Re: check_ldap fails with "Could not bind to the ldap-server

Posted: Thu Jun 13, 2013 4:31 pm
by jwelch
For giggles, I created a command called check_env that runs /usr/local/nagios/libexec/check_env

Code: Select all

#!/bin/bash

echo "ok - checking environment varibles"
echo "HOME = "$HOME
echo "PATH = "$PATH
echo "PWD  = "$PWD

From the WebUI (Test Command button):

Code: Select all

Testing check from command line...

COMMAND: /usr/local/nagios/libexec/check_env
OUTPUT: ok - checking environment varibles
HOME = /root
PATH = /sbin:/usr/sbin:/bin:/usr/bin
PWD  = /usr/local/nagiosxi/html/includes/components/ccm
This was interesting in that it implies that the Test Command button runs the
check as root rather than as the nagios user.

From the scheduler:

Code: Select all

Ok
ok - checking environment varibles
HOME = /home/nagios
PATH = /sbin:/usr/sbin:/bin:/usr/bin
PWD = /
In the terminal session. cd'ing to / and setting the path to match the above ($HOME was already set the same) had no effect on the manual check.
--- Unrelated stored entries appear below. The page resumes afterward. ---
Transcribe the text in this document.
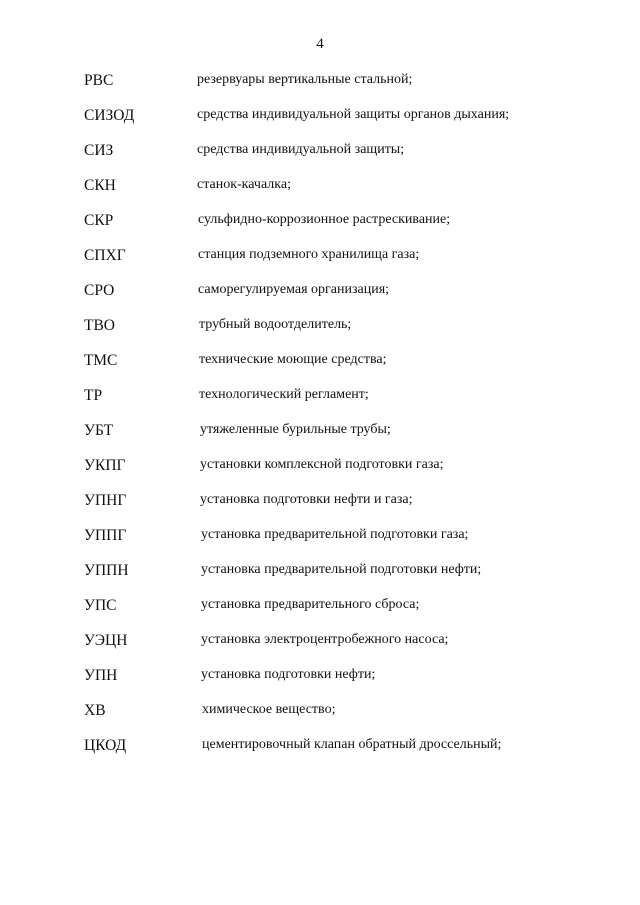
4
РВС	резервуары вертикальные стальной;
СИЗОД	средства индивидуальной защиты органов дыхания;
СИЗ	средства индивидуальной защиты;
СКН	станок-качалка;
СКР	сульфидно-коррозионное растрескивание;
СПХГ	станция подземного хранилища газа;
СРО	саморегулируемая организация;
ТВО	трубный водоотделитель;
ТМС	технические моющие средства;
ТР	технологический регламент;
УБТ	утяжеленные бурильные трубы;
УКПГ	установки комплексной подготовки газа;
УПНГ	установка подготовки нефти и газа;
УППГ	установка предварительной подготовки газа;
УППН	установка предварительной подготовки нефти;
УПС	установка предварительного сброса;
УЭЦН	установка электроцентробежного насоса;
УПН	установка подготовки нефти;
ХВ	химическое вещество;
ЦКОД	цементировочный клапан обратный дроссельный;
It still passes.

I also tried 'chmod u+s check_ldap'.
-rwsr-xr-x. 1 root root 73626 Aug 15 2012 check_ldap

And scheduled an immediate check in the WebUI. No joy. This also had no effect on the problem.
I then set the permissions on check_ldap back to 755.

Re: check_ldap fails with "Could not bind to the ldap-server

Posted: Thu Jun 13, 2013 4:58 pm
by sreinhardt
Reading just past what you posted on the G+ list. It seems that $HOME should point to the path where your ssl\tls certificates are. Where are they located, and can you validate that the nagios user has permissions to access them? Also per his suggestion try setting $HOME to that path in /etc/sysconfig/nagios (not there by default).
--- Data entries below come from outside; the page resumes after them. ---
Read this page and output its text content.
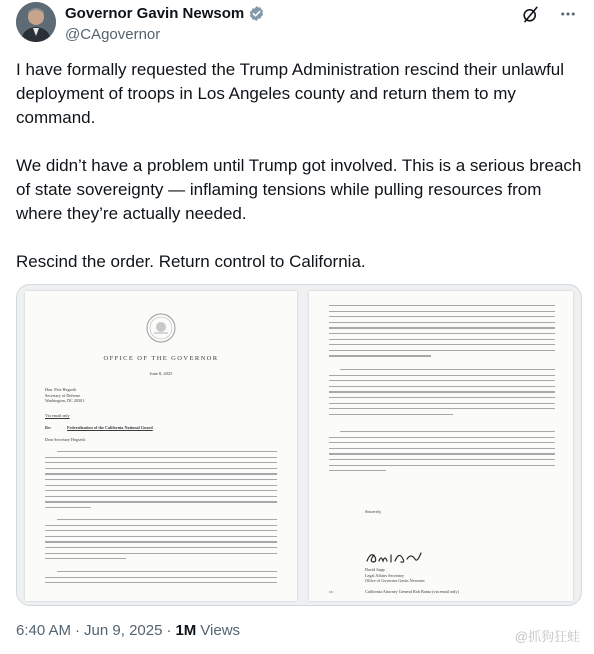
Governor Gavin Newsom
@CAgovernor

I have formally requested the Trump Administration rescind their unlawful deployment of troops in Los Angeles county and return them to my command.

We didn’t have a problem until Trump got involved. This is a serious breach of state sovereignty — inflaming tensions while pulling resources from where they’re actually needed.

Rescind the order. Return control to California.

OFFICE OF THE GOVERNOR
June 8, 2025
Hon. Pete Hegseth
Secretary of Defense
Washington, DC 20301
Via email only
Re:	Federalization of the California National Guard
Dear Secretary Hegseth:
Sincerely,
David Sapp
Legal Affairs Secretary
Office of Governor Gavin Newsom
cc:	California Attorney General Rob Bonta (via email only)
6:40 AM · Jun 9, 2025 · 1M Views	@抓狗狂蛙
Re: check_ldap fails with "Could not bind to the ldap-server

Posted: Thu Jun 13, 2013 6:35 pm
by jwelch
My cert is in /etc/pki/tls/certs (private key in /etc/pki/tls/private)
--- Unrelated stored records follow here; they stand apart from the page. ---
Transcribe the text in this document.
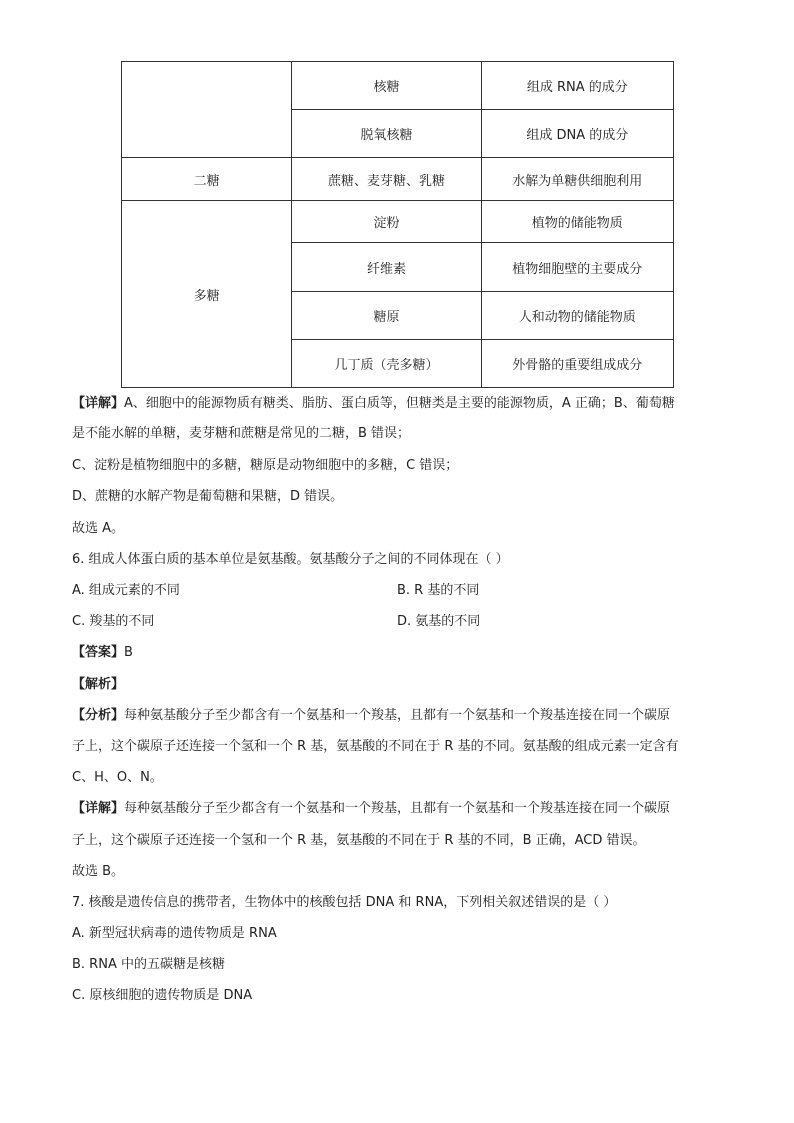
	核糖	组成 RNA 的成分
	脱氧核糖	组成 DNA 的成分
二糖	蔗糖、麦芽糖、乳糖	水解为单糖供细胞利用
多糖	淀粉	植物的储能物质
	纤维素	植物细胞壁的主要成分
	糖原	人和动物的储能物质
	几丁质（壳多糖）	外骨骼的重要组成成分
【详解】A、细胞中的能源物质有糖类、脂肪、蛋白质等，但糖类是主要的能源物质，A 正确；B、葡萄糖
是不能水解的单糖，麦芽糖和蔗糖是常见的二糖，B 错误；
C、淀粉是植物细胞中的多糖，糖原是动物细胞中的多糖，C 错误；
D、蔗糖的水解产物是葡萄糖和果糖，D 错误。
故选 A。
6. 组成人体蛋白质的基本单位是氨基酸。氨基酸分子之间的不同体现在（ ）
A. 组成元素的不同	B. R 基的不同
C. 羧基的不同	D. 氨基的不同
【答案】B
【解析】
【分析】每种氨基酸分子至少都含有一个氨基和一个羧基，且都有一个氨基和一个羧基连接在同一个碳原
子上，这个碳原子还连接一个氢和一个 R 基，氨基酸的不同在于 R 基的不同。氨基酸的组成元素一定含有
C、H、O、N。
【详解】每种氨基酸分子至少都含有一个氨基和一个羧基，且都有一个氨基和一个羧基连接在同一个碳原
子上，这个碳原子还连接一个氢和一个 R 基，氨基酸的不同在于 R 基的不同，B 正确，ACD 错误。
故选 B。
7. 核酸是遗传信息的携带者，生物体中的核酸包括 DNA 和 RNA，下列相关叙述错误的是（ ）
A. 新型冠状病毒的遗传物质是 RNA
B. RNA 中的五碳糖是核糖
C. 原核细胞的遗传物质是 DNA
I create /etc/sysconfig/nagios and inserted:
HOME=/etc/pki/tls/certs

and restarted nagios (/etc/init.d/nagios restart)
then ran the check from nagios (Schedule an immediate check).
No change. Still fails.

I changed /etc/sysconfig/nagios to:
PATH=$PATH:/etc/pki/tls/certs:/etc/pki/tls/private
and repeated the above. No change.

All the dirs and files are readable by everybody with the exception of the private key file
which is only readable by root. I believe this is normal.
Just to be sure, I changed the permissions to 444 on the private key file, restarted nagios,
scheduled a check. No change. Put the file back to 400.